Court O, Kumar A, Parrillo JE, Kumar A - Crit Care (2002)

Bottom Line: Whereas myocardial depression was previously considered a preterminal event, it is now clear that cardiac dysfunction as evidenced by biventricular dilatation and reduced ejection fraction is present in most patients with severe sepsis and septic shock.Cardiac function usually recovers within 7-10 days in survivors.Myocardial dysfunction does not appear to be due to myocardial hypoperfusion but due to circulating depressant factors, including the cytokines tumor necrosis factor alpha and IL-1beta.

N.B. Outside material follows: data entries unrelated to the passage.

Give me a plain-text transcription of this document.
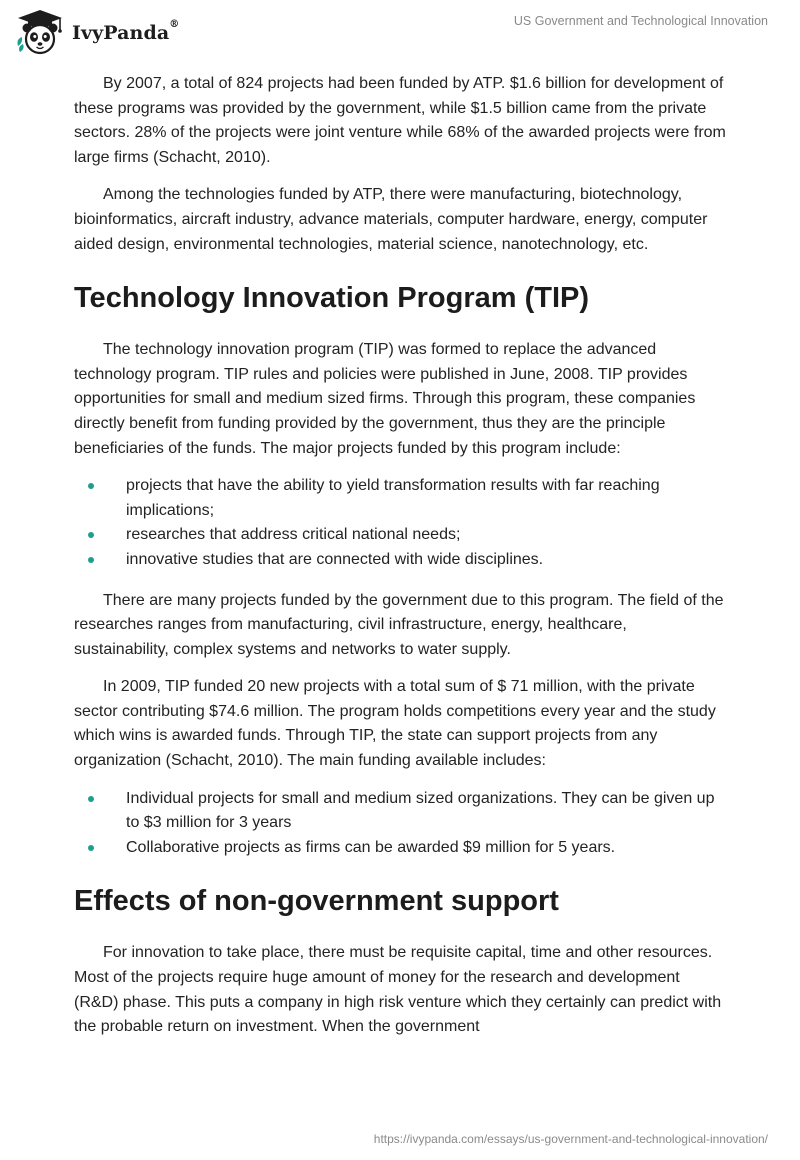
IvyPanda®	US Government and Technological Innovation

By 2007, a total of 824 projects had been funded by ATP. $1.6 billion for development of these programs was provided by the government, while $1.5 billion came from the private sectors. 28% of the projects were joint venture while 68% of the awarded projects were from large firms (Schacht, 2010).

Among the technologies funded by ATP, there were manufacturing, biotechnology, bioinformatics, aircraft industry, advance materials, computer hardware, energy, computer aided design, environmental technologies, material science, nanotechnology, etc.

Technology Innovation Program (TIP)

The technology innovation program (TIP) was formed to replace the advanced technology program. TIP rules and policies were published in June, 2008. TIP provides opportunities for small and medium sized firms. Through this program, these companies directly benefit from funding provided by the government, thus they are the principle beneficiaries of the funds. The major projects funded by this program include:

projects that have the ability to yield transformation results with far reaching implications;
researches that address critical national needs;
innovative studies that are connected with wide disciplines.

There are many projects funded by the government due to this program. The field of the researches ranges from manufacturing, civil infrastructure, energy, healthcare, sustainability, complex systems and networks to water supply.

In 2009, TIP funded 20 new projects with a total sum of $ 71 million, with the private sector contributing $74.6 million. The program holds competitions every year and the study which wins is awarded funds. Through TIP, the state can support projects from any organization (Schacht, 2010). The main funding available includes:

Individual projects for small and medium sized organizations. They can be given up to $3 million for 3 years
Collaborative projects as firms can be awarded $9 million for 5 years.
Effects of non-government support

For innovation to take place, there must be requisite capital, time and other resources. Most of the projects require huge amount of money for the research and development (R&D) phase. This puts a company in high risk venture which they certainly can predict with the probable return on investment. When the government

https://ivypanda.com/essays/us-government-and-technological-innovation/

View Article: PubMed Central - PubMed

Affiliation: Section of Critical Care Medicine, Health Sciences Center, University of Manitoba, Winnipeg, Canada.

ABSTRACT
Myocardial dysfunction frequently accompanies severe sepsis and septic shock. Whereas myocardial depression was previously considered a preterminal event, it is now clear that cardiac dysfunction as evidenced by biventricular dilatation and reduced ejection fraction is present in most patients with severe sepsis and septic shock. Myocardial depression exists despite a fluid resuscitation-dependent hyperdynamic state that typically persists in septic shock patients until death or recovery. Cardiac function usually recovers within 7-10 days in survivors. Myocardial dysfunction does not appear to be due to myocardial hypoperfusion but due to circulating depressant factors, including the cytokines tumor necrosis factor alpha and IL-1beta. At a cellular level, reduced myocardial contractility seems to be induced by both nitric oxide-dependent and nitric oxide-independent mechanisms. The present paper reviews both the clinical manifestations and the molecular/cellular mechanisms of sepsis-induced myocardial depression.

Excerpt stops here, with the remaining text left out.